My own family and friends have labeled me as “dramatic,” a “hypochondriac,” “looking for attention,” “too young to have so many problems.” The amount of stigma I’ve faced with this terrible, invisible illness is unbelievable. All because, I don’t “look” sick.

When most people think of chronic illness, they think of someone appearing physically ill and migraines are just a bad headache, right? What’s the big deal? “Just take some Advil and you’ll be alright.” False. Migraines are a physical assault on your whole entire body. Often accompanied by blurred vision, confusion, dizziness, nausea, vomiting, extreme light sensitivity.. and extreme pain.

Migraines typically last anywhere from 24 to 72 hours and when you have one, you really can’t do much of anything. I feel like I’ve wasted countless hours of my life sleeping in a dark room. I’ve had to cancel plans last-minute, call out of work, and go home early.

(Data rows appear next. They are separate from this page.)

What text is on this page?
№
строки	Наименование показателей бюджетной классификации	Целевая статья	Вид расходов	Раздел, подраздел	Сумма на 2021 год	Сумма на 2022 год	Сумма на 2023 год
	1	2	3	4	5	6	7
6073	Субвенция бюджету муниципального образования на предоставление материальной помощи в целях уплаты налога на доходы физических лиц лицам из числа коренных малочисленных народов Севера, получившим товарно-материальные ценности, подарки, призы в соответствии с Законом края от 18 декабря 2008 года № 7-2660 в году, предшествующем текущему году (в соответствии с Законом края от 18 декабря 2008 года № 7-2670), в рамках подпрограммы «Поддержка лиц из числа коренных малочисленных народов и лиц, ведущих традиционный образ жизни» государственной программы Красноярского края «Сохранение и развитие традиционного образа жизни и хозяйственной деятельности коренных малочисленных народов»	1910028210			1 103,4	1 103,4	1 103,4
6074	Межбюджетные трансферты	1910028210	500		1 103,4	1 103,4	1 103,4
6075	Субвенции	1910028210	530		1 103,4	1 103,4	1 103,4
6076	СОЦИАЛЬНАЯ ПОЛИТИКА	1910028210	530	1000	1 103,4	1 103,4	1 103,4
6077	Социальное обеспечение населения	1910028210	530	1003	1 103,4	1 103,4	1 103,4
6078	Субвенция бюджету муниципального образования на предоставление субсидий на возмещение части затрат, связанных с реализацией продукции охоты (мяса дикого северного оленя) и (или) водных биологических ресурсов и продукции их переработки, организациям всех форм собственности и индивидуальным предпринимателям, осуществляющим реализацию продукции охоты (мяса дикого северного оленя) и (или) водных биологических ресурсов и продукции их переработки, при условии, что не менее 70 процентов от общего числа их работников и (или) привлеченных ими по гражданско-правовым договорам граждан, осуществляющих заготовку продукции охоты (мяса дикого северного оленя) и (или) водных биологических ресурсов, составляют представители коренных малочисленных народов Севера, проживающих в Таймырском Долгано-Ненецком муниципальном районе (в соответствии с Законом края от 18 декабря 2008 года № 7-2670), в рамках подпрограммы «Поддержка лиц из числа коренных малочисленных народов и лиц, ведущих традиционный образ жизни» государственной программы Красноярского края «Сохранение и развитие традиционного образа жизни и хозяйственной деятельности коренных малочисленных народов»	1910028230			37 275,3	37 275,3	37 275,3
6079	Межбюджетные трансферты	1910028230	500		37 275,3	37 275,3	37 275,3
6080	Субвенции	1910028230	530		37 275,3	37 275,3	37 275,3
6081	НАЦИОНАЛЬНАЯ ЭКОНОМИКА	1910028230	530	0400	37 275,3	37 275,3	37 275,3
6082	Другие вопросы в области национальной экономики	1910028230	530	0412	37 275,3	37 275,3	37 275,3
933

Friends of mine have become frustrated with my condition. They question, “Really?? Another migraine? I’m sick of you and your headaches.” You and me both, kid. I’m so sorry my chronic illness inconveniences you, try living with it. I’ve sometimes considered lying and giving another reason for not being able to keep plans just so I don’t have to face the stigma that surrounds me and my migraines.

To anyone suffering with a chronic, invisible illness, I feel for you.

To anyone who doesn’t understand, I hope this will shed some light into what people like me go through on a daily basis and the stigma we face.